June 17, 2011

AOTA Partners on Electronic Documentation System
















By the end of this year, the American Occupational Therapy Association plans to test its own electronic patient record and documentation system for the occupational therapy profession. In a licensing agreement with Cedaron Medical Inc., they are creating documentation templates for evaluations, assessments, interventions and outcomes.



 

The system is designed for all types of clinical settings, from large hospitals to small nursing homes and private practices, says Chuck Willmarth, director of reimbursement and regulatory policy for AOTA. And it will allow OTs to meet the documentation needs established by facilities, payers, government agencies and accreditation bodies.

“Cedaron has an existing product, so the basic structure is there,” Willmarth says. “We’re filling in the details specific to occupational therapy practice.”

Using the Cedaron platform, OTs will be able to customize the software to their individual workflow, document all components of patient care and track outcomes. The system also will allow for scheduling patients and communicating directly with billing systems. Clinical managers will be able to produce management reports on patient care operations.

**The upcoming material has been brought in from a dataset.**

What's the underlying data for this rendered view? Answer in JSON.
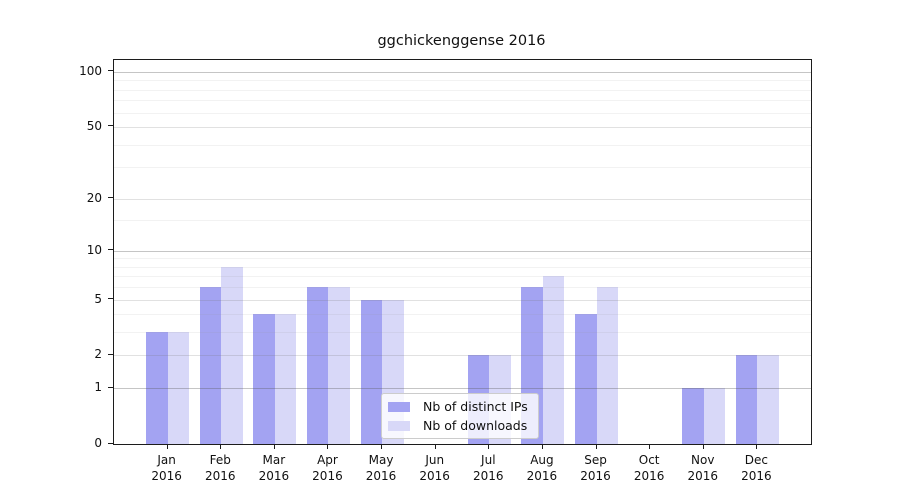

Users participating in AOTA’s National Outcomes Database for Occupational Therapy will be able to access national and facility-based outcomes measures for benchmarking patient progress. The system will be specifically designed to capture outcomes data using the Boston University Activity Measure for Post Acute Care and other measures. The AM-PAC, an outcome instrument provided by CREcare LLC, assesses a client’s functional status across three domains: basic mobility, daily activities and applied cognitive.

The Cedaron system is capable of integrating with other medical record systems, such as those already in place in large hospitals, but there are financial costs associated with such a melding, Willmarth says.

Willmarth says AOTA will retain ownership of the templates to the Cedaron system, which may open the door for the association to offer the templates to other platform vendors.